A group of dried, dark brown cacao beans.
Unroasted cacao beans, as shown here, feature unique fruity flavors that can be lost when they’re processed at high temperature.
Marlon Ac-Pangan

“Natural” foods are trendy, and proponents claim that little or no processing helps preserve the food’s inherent flavor. Research now published in ACS’ Journal of Agricultural and Food Chemistry shows that, at least for certain artisanal, bean-to-bar chocolates, this could indeed be the case. The team reports that unroasted, “raw” chocolate features certain compounds responsible for fruity flavors and sour tastes that are lost when the cacao beans are processed at high temperatures.

Chocolate is made from cacao beans, which are fermented, roasted and processed into cacao nibs. These bits can be eaten on their own, or melted down and sweetened to form the chocolate products found on grocery or boutique store shelves. Similar to wines, the environmental conditions, or “terroir,” where the cacao is grown provide a unique flavor profile to the bean. However, when the beans are roasted during processing, these subtle flavors can be hidden or destroyed.

To preserve the terroir and potential health benefits of cacao beans, some chocolatiers are now interested in creating minimally processed products by skipping the roasting step. Although these bars and chips are often called “raw,” some people say that this is a misnomer because chemical changes have already occurred during fermentation. But regardless of the terminology, exactly which flavor compounds are potentially lost during this process is not well understood. So, Marlon Ac-Pangan, Nicki Engeseth and Keith Cadwallader wanted to investigate how the aroma and sensory characteristics of chocolate change during high-temperature roasting.

The team made two groups of nibs from the same set of cacao beans.

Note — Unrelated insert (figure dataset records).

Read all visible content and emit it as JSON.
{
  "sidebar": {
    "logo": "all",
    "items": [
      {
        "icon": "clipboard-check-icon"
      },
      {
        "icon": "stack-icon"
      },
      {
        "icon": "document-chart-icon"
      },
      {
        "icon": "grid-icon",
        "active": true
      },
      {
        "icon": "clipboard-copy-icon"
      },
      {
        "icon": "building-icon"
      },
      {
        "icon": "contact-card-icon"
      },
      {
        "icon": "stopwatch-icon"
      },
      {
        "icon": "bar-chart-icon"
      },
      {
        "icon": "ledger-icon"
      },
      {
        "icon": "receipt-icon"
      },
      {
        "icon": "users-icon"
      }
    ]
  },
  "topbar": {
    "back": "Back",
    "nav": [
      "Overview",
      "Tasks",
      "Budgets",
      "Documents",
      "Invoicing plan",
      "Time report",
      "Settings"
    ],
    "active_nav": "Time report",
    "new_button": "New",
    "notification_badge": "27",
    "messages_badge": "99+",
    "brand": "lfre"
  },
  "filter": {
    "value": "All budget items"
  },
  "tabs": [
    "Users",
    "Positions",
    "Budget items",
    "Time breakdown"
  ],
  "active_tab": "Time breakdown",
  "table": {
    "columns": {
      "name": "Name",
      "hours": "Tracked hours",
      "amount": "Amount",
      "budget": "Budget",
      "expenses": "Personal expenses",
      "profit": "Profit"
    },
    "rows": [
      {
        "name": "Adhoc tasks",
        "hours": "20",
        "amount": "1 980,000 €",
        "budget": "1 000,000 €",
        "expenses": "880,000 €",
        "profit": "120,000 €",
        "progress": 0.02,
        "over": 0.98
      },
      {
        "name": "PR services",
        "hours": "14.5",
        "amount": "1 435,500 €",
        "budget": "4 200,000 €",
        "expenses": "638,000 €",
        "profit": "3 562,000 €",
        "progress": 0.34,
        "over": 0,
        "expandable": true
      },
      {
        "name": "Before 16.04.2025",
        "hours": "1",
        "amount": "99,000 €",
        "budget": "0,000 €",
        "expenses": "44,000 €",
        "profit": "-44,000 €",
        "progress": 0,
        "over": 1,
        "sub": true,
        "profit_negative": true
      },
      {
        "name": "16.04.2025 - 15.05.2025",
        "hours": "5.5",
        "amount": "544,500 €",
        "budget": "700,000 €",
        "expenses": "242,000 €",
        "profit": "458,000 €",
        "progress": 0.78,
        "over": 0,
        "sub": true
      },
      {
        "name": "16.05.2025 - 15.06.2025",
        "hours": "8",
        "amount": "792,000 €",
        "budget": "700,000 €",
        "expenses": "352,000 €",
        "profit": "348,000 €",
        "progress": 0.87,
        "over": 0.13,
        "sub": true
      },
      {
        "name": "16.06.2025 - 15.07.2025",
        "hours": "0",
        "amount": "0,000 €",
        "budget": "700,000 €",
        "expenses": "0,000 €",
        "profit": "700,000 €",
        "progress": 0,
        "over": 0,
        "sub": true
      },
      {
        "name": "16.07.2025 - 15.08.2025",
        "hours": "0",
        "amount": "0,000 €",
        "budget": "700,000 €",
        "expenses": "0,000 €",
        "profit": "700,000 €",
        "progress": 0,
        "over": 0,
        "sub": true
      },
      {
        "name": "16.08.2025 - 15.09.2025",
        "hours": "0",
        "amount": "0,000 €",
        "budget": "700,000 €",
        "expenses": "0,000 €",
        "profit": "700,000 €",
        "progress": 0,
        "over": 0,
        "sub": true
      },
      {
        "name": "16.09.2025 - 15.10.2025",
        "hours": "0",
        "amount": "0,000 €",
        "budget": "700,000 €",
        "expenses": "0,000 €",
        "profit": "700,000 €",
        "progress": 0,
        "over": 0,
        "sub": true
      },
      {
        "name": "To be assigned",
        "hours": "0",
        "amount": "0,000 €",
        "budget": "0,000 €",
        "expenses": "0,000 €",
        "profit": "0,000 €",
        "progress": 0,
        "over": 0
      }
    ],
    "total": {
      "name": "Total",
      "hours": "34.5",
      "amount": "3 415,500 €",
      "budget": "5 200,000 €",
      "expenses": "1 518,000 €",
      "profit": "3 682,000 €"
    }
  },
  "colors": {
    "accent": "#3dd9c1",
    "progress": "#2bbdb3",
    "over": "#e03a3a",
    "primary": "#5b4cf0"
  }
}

One was roasted, and the other was not, and then both groups were molded into chocolates. Using solvent-assisted flavor evaporation and aroma extract dilution analysis, the researchers found that volatile flavor compounds, including the “hazelnut-like” 2- or 3-methylbutanoic acid and the “caramel-like” HDMF were more pronounced in the roasted samples. But the process masked other volatiles — including the “bell pepper-like” 2-isobutyl-3-methoxypyrazine — which were more noticeable in the unroasted chocolate, along with others that have fruity or flowery aromas. Additionally, a trained sensory panel found that these unroasted samples tasted sourer and sweeter. The researchers say that this is probably because the vinegary flavors produced during fermentation were allowed to shine, instead of being masked by the more pronounced, “roasty” flavors. So, while roasting does change the flavor profile and may make it more “chocolatey,” it may also hide some of the subtler flavors and sourness from the raw cacao beans.

The authors acknowledge funding from the National Institute of Food and Agriculture and the U.S. Department of Agriculture.